Her stand for marriage and religious conscience leaves a lasting legacy.
The November 2018 midterm election has been all-consuming, from a national media and public interest perspective. With narrow vote margins generating recounts in the Florida gubernatorial and U.S. Senate races, as well as the Arizona race for the U.S. Senate, few have had the time or interest to focus on the tiny locale of Rowan County, Kentucky – population approximately 25,000 – or the race for its county clerk in which the incumbent, Kim Davis, was defeated by Elwood Caudill, Jr. by 700 votes.
Remember Kim Davis?
In June 2015, the U.S. Supreme Court decided the same-sex marriage case of Obergefell v. Hodges, overturning several lower court cases and state laws defining marriage as between one man, and one woman. Kentucky’s marriage law was one of those struck down. Davis, the newly elected Rowan County clerk, was in charge of issuing marriage licenses. She was also a relatively new Christian.
When approached by a same-sex couple about obtaining a marriage license, Davis turned down the request, citing her Christian beliefs about marriage. Other Kentucky county clerks announced they would also not issue licenses to same-sex couples. Davis appealed to the Kentucky attorney general, governor and legislature to do something to accommodate her religious beliefs. However, the legislature was not in session, and the state’s executives unceremoniously issued a memo to her and all the state’s clerks commanding them to issue licenses to same-sex couples or resign immediately.

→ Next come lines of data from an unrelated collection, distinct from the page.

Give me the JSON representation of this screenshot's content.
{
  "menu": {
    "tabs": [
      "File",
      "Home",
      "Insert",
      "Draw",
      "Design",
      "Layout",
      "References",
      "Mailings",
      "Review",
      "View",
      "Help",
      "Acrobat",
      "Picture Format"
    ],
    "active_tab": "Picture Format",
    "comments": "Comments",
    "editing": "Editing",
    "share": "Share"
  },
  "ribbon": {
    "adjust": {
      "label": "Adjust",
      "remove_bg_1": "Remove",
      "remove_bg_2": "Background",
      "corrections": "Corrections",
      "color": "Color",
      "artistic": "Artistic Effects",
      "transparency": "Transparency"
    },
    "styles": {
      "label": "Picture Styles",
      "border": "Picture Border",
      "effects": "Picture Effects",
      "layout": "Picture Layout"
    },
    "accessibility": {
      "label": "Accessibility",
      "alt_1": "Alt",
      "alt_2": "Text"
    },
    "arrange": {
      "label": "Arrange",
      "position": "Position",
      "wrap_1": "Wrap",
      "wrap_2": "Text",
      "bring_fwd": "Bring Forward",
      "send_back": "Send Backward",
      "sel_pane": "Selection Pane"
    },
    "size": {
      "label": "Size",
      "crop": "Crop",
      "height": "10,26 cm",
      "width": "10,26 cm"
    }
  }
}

The homosexual couple, represented by the American Civil Liberties Union (ACLU), brought a federal lawsuit against Davis. With no help coming from the state, she and her attorneys tried to defend her conscience rights. The federal judge ordered her to sign the marriage license in early September 2015, and when she still refused, held her in contempt and sent her off to jail. She was only released after five days because several of her deputy clerks promised the judge they would issue licenses to same-sex couples.
But that’s not the end of Davis’ story. By the time she was released from jail, her story of religious conscience vs. same-sex marriage had gone national. It even influenced the upcoming November 2015 race for governor, when the challenger, Matt Bevin, took up Davis’ cause and made it a campaign issue. When Bevin won, the first thing he did was issue an executive order allowing county clerks to issue marriage licenses without their signature or name appearing on the form. The legislature followed by unanimously voting for permanent changes to the license form that would preserve the rights of conscience of the state’s county clerks with religious or moral objections to same-sex marriage.

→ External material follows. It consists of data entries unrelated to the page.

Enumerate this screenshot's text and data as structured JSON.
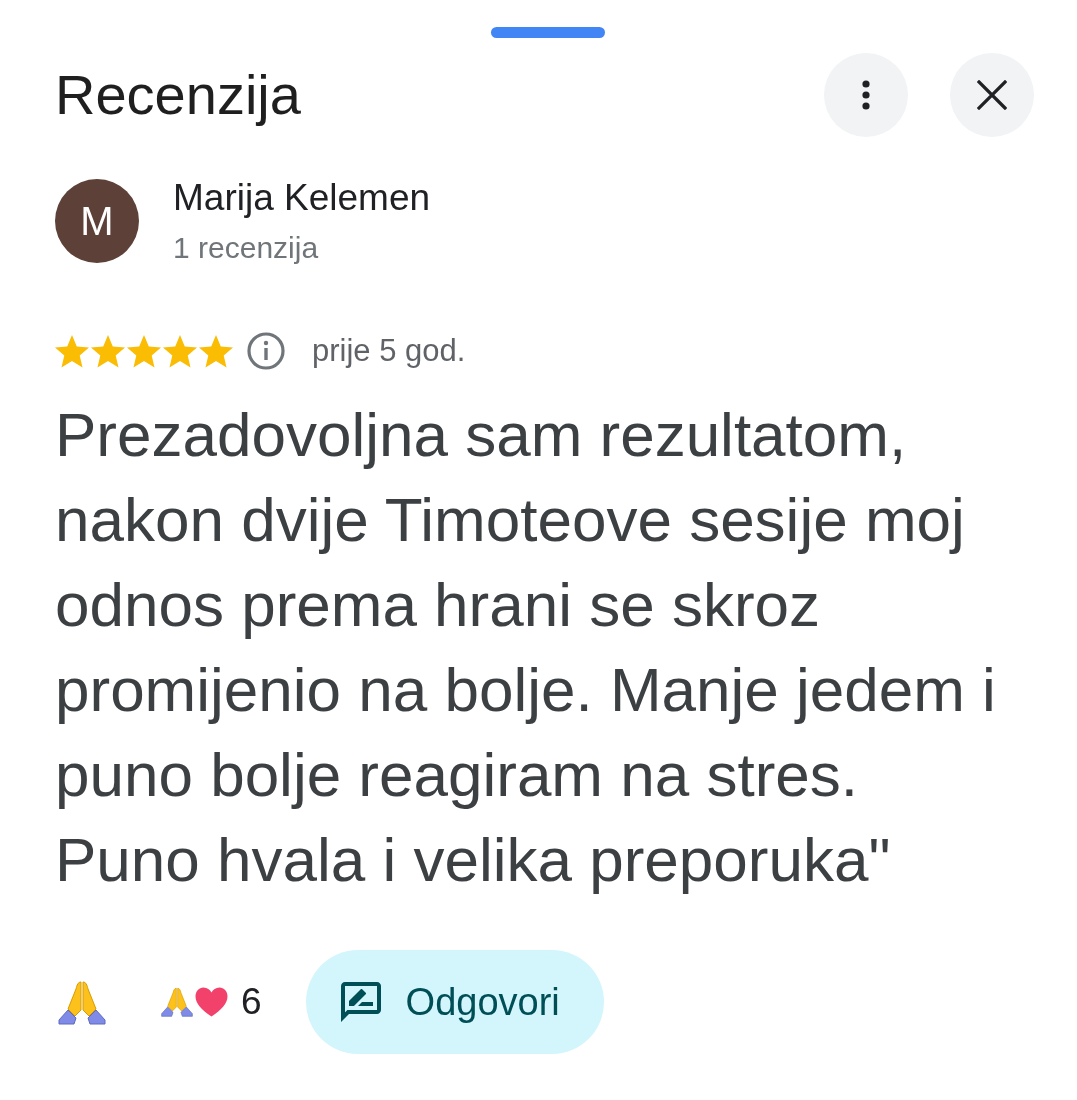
{
  "header": {
    "title": "Recenzija"
  },
  "reviewer": {
    "avatar_letter": "M",
    "name": "Marija Kelemen",
    "review_count": "1 recenzija"
  },
  "review": {
    "stars": 5,
    "time": "prije 5 god.",
    "text": "Prezadovoljna sam rezultatom, nakon dvije Timoteove sesije moj odnos prema hrani se skroz promijenio na bolje. Manje jedem i puno bolje reagiram na stres. Puno hvala i velika preporuka\""
  },
  "reactions": {
    "count": "6"
  },
  "reply_button": {
    "label": "Odgovori"
  }
}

The lessons from the Kim Davis tenure as Rowan County clerk are many, but one stands out: On issues involving clashes between various rights, a resolution based on compromise and accommodation is not only achievable in most cases, but it is a win-win for both sides.
Ms. Davis’ conviction and courage in the face of adversity left Kentucky and the country with a painful, but ultimately successful, object lesson in how to resolve the tricky policy questions of our day. Not bad for the clerk from Rowan County.